Selinexor granted orphan drug designation by the European Commission for the treatment myelofibrosis

On November 1, 2022, the European Commission granted orphan drug designation to selinexor for the treatment of patients with myelofibrosis.¹ Earlier this year, on May 26, 2022, the U.S. Food and Drug Administration (FDA) granted the same designation.

Selinexor is a first-in-class oral exportin 1 (XPO1) inhibitor; inhibition of the exportin protein stops tumor suppressor, growth regulatory, and anti-inflammatory proteins being transported from the cell nucleus to the cell cytoplasm (Figure 1).¹ The subsequent buildup of these proteins within the cell nucleus results in anticancer activity, as well as a counteraction of any active oncogenic signaling.¹ There are currently three ongoing clinical trials investigating selinexor in myelofibrosis, which we summarize below.

eIF4E, eukaryotic translation initiation factor 4E; XPO1, exportin 1.
*Adapted from Karyopharm Theraputics.² Created with BioRender.com.

Ongoing clinical trials³

Selinexor monotherapy

The ESSENTIAL trial (NCT03627403) is a single-arm, phase II study evaluating selinexor monotherapy for patients diagnosed with primary myelofibrosis, post-essential thrombocytosis, or post-polycythemia vera who have had previous exposure to ruxolitinib or another JAK inhibitor. Prior to study protocol version 7, patients were orally administered 60 mg or 80 mg selinexor once a week until disease progression, toxicity, or no sign of clinical benefit. Any patients enrolled after protocol version 7 will be administered selinexor orally, beginning at 40 mg once per week. The primary endpoint of the study has been set at changes in spleen volume. Secondary endpoints are changes in symptom score, overall survival, overall response rate, and safety. Data from the first 12 patients enrolled in this trial were presented at the 63rd American Society of Hematology (ASH) Annual Meeting and Exposition in 2021; check out this previous MPN Hub article for a summary.

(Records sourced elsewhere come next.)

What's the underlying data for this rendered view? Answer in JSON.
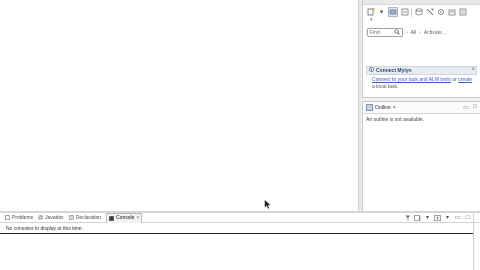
{
  "task_list": {
    "toolbar_icons": [
      "new-task-icon",
      "dropdown-arrow-icon",
      "categorize-icon",
      "scheduled-icon",
      "repository-icon",
      "hide-completed-icon",
      "focus-icon",
      "collapse-icon",
      "view-menu-icon"
    ],
    "subtitle": "▾",
    "find_placeholder": "Find",
    "all_label": "All",
    "activate_label": "Activate...",
    "connect": {
      "title": "Connect Mylyn",
      "body_part1": "Connect to your task and ALM tools",
      "body_link": "create",
      "body_part2": "a local task.",
      "or_label": "or"
    }
  },
  "outline": {
    "tab_label": "Outline",
    "message": "An outline is not available."
  },
  "bottom_panel": {
    "tabs": [
      {
        "label": "Problems",
        "icon": "problems-icon"
      },
      {
        "label": "Javadoc",
        "icon": "javadoc-icon"
      },
      {
        "label": "Declaration",
        "icon": "declaration-icon"
      },
      {
        "label": "Console",
        "icon": "console-icon",
        "active": true
      }
    ],
    "message": "No consoles to display at this time."
  },
  "colors": {
    "link": "#3a5dbd",
    "connect_title": "#2a4d7a",
    "panel_border": "#c9c9c9"
  }
}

Selinexor versus clinician’s treatment choice

A randomized phase II trial (NCT04562870) is investigating the safety and efficacy of selinexor compared with the treatment choice of a clinician in patients diagnosed with myelofibrosis who have had ≥6 months prior treatment with a JAK inhibitor. The primary endpoint of the study has been set as the percentage of patients with a reduction in spleen volume ≥35%. Secondary endpoints include overall survival, overall response rate, and the percentage of patients with a reduction in total symptom score ≥50%.⁴ This trial is estimated to enroll a total of 112 patients.⁴

Selinexor in combination with ruxolitinib

A global phase I/II study (NCT04562389) is investigating selinexor in combination with ruxolitinib for the treatment of patients diagnosed with myelofibrosis who have received no prior related therapy. The phase Ia section of the study aims to establish the recommended phase II dosing, as well as generate initial safety and efficacy data through a 3 + 3 trial design. The phase Ib section of the study will further evaluate the recommended phase II dosing and provide additional safety and efficacy findings. The full trial design is shown in Figure 2. During the phase II part of the study, patients will be randomly assigned either the combination therapy or ruxolitinib alone. Data from this trial is set to be presented at the 64th ASH Annual Meeting and Exposition on December 10–13, 2022, in New Orleans, US.⁵

BID, twice a day; MF, myelofibrosis; PO, orally; RP2D, recommended phase II dose; RUX, ruxolitinib; SEL, selinexor.
*Adapted from ClinicalTrials.gov.^6
†Cohort 1 received SEL 40 mg PO.
^‡Cohort 2 received SEL 60 mg PO.
^§Cohort −1 received SEL 20 mg PO twice weekly.